We can pretty much be sure that the only man likely to take his place, Trotsky, would have pursued a very different policy though. I don't know much bout Trotsky, but I do know he wasn't keen on Stalin's "socialism in one country" plan.
In reality, Stalin stole much of his concrete plan from the would-be challengers and rivals in the Party. Lev Trotsky is the largest contributor, but so are Nikolai Bukharin and Grigory Zinoviev. In fact, the whole idea of the Five-Year Plan for Industrial Development is a Trotskyist initiative. But you would not know it, from Stalinist propaganda. The slanderfest organized against Trotsky is thus highly ironic, claiming Trotskyism to be a social-democratic rightist deviation, whilst the propagators pursued a program that Trotsky himself dreamed up, though in a perverted and overly concentrated form. The opposition from Trotsky came, first and foremost, from his own denunciation and subsequent exile, but there were also legitimate concerns about the perversion of his plan that I have alluded to above. According to him, things were overly centralized and full of bureaucratic overlap and other nonsense, which contributed to a top-heavy bureaucratic mess that snuffed out participatory economics. He was also critical of the forced collectivization of agriculture, it being the opinion of both Trotsky and Lenin that such participation was to be purely
voluntary, though heavily propagandized in favor of. It was Stalin, by playing on the kulak bogeyman, who initially drew support to himself by calling for forced collectivization, criticizing the voluntary system as proceeding towards socialism "at a snail's pace," a criticism he later leveled on the NEP as a whole (which leads the the above).
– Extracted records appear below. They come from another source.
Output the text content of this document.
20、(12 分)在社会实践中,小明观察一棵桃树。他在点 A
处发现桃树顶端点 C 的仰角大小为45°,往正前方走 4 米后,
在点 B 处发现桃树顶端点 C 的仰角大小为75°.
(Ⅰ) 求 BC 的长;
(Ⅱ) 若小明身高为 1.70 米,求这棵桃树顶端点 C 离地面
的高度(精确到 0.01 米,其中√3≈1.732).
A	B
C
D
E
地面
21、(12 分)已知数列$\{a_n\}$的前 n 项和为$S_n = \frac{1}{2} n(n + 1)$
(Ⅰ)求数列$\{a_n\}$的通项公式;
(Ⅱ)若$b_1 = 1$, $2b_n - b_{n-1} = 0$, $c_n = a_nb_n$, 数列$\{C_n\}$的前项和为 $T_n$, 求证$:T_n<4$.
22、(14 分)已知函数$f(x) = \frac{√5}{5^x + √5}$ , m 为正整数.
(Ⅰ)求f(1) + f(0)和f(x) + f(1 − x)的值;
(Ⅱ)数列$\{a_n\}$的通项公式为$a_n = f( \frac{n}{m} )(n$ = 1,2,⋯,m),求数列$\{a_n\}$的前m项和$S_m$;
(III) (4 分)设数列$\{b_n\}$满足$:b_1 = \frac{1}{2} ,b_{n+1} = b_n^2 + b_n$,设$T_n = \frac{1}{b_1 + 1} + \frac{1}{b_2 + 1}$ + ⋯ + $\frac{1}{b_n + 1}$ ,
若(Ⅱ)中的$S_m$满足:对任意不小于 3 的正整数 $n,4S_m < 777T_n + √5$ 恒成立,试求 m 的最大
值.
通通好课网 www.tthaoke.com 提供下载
He was not specific in his criticism of the NEP, however, about what should be done instead, and really had nothing but vagaries until he had finished ruining Trotsky's reputation, after which he adopted the rough outline of the Five Year Plan, and turned Trotskyism into another vague bogeyman, claiming it to be Bonapartism and reactionary social-democracy, but never explaining
why. It should be obvious why they never explained. Similar things were done to Nikolai Bukharin, who was fearlessly and vocally critical of the forced collectivization campaign in the early 30s, and advocated a rather large de-collectivization campaign with explanations why (he was quite the interesting economist). Stalin repeated the slander campaign against this new challenger, which ended in Bukharin's execution. He then repeated the follow-up to Trotsky's denunciation, which was to adopt Bukharin's ideas somewhat, as if they had been his all along. Subsequent retreats from collectivization followed, and were added to the singular monolith of absolute Stalinist wisdom.
EDIT: So to summarize, things would have been quite different, but not wholly unrecognizable, had Stalin's wings been clipped. The biggest difference would probably have been the Purges and GULAG system, though I think much of the starvation that occurred between 1927 and 1933 might still have happened.